I’m learning a life worth living is all about choosing the battles and knowing when to take a stand. We learn to determine who to take to task and who to cut some slack. We never stop learning!

Denise Portis

© 2013 Personal Hearing Loss Journal


6 thoughts on “Cut ‘Em Some Slack

  1. I have been hurt by comments like this too. No– I don’t have a service dog– but I am deaf and I have a cochlear implant. Sometimes I have to stop and remind myself that I am not knowledgeable about other peoples’ medical issues and have probably asked stupid questions before too. Like when my sister-in-law had cancer. Good blog!!

  2. You look even cuter than your adorable pup in that picture! Love it!

    I am really interested to read more about how Chloe’s life is different than other pet dogs and how she gets sick. I have a chronically ill cat, and it’s gotten me really interested in animal health. Hope to read more soon! Love your blog. 🙂

    1. Hey Rachel! I may not have explained it very well. Unlike pet dogs that stay home except for occasional walks or trips to the park, service dogs are with their partner 24/7. So as Chloe goes to stores, public restrooms, restaurants, my various classrooms, offices, doctor offices, dressing rooms, and grassy areas to potty outside all of these venues, she is in contact with far more germs than a pet dog has exposure to by comparison.

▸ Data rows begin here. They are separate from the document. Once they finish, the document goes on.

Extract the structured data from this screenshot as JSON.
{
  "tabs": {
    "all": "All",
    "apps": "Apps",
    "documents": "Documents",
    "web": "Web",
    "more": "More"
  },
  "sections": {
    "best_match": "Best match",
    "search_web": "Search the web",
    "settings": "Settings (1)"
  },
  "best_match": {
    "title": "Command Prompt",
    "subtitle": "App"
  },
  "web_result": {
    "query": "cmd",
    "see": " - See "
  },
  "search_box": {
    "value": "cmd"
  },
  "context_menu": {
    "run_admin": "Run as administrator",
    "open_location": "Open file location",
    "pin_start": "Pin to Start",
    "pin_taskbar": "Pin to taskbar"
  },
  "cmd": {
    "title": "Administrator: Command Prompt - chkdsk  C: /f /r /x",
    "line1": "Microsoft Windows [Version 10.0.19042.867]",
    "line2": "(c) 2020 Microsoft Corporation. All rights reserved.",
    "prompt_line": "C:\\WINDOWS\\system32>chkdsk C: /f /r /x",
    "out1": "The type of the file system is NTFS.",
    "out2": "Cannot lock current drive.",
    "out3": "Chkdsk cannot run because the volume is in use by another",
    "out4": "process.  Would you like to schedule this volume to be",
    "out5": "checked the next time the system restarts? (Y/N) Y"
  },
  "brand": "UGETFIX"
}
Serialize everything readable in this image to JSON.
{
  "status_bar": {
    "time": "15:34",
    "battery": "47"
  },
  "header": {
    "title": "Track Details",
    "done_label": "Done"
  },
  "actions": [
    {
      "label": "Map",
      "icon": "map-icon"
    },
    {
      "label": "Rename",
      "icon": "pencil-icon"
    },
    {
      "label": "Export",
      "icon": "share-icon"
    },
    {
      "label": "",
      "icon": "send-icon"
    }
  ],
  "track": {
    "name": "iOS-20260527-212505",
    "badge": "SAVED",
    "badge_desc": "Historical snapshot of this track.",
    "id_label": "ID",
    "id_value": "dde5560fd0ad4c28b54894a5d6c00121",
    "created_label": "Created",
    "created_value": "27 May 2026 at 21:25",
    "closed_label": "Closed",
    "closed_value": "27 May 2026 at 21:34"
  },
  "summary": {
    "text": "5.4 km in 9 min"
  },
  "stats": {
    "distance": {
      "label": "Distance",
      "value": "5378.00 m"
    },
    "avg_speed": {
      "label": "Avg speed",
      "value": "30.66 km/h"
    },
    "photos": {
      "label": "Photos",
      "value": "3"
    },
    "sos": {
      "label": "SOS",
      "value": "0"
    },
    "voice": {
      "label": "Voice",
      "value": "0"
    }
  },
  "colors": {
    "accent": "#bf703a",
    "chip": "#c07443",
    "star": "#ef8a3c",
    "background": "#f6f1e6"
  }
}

I try to check carefully under tables and in grassy areas when pottying her, but most hazards cannot be seen as they are microscopic. As a result, she has tummy issues more than our pet dogs (things they never catch from her either so it is a contact/ingestion germ). I give her a probiotic now and digestive enzyme. Thankfully she has far less tummy issues.

      Sent from my iPhone

      1. I tell people the same thing. So many things they are exposed to. Not only microscopic germs. My service dog has been affected by people on busses smelling of strong weed or alcohol in enclosed areas- their senses are a lot stronger then ours. Or there was a loose dog who bit her once while she was working. I’m not sure why a simple pet owner would want to expose their pet to these things or deal with the constant questions (at least that I get) on a daily basis. My service dog is there for a reason. I’ve got to a point, sometimes I pretend I’m deaf (not to be demeaning) or don’t answer so people will stop asking me questions. I also went to church with my SD. first day I went I went up to the podium to kind of introduce myself to the ward. The church leaders asked me how my dog knew to take me to the podium. Well.. I just told her to get up and go straight. I’m autistic and have mental challenges but I can at least do enough navigation (with her) to get where I want to go.- without her sometimes it’s a nightmare though. I want to go one way but then I end up somewhere else or I end up stuck in an ailse unable to think what I’m getting / doing sometimes standing there for hours. Not sure how that happens. But she keeps me grounded among other tasks so I can function more fully. Now I can occasionally go places within short distances of my home by myself or with a friend. But I can’t do it on a consistent basis. I end up having severe episodes.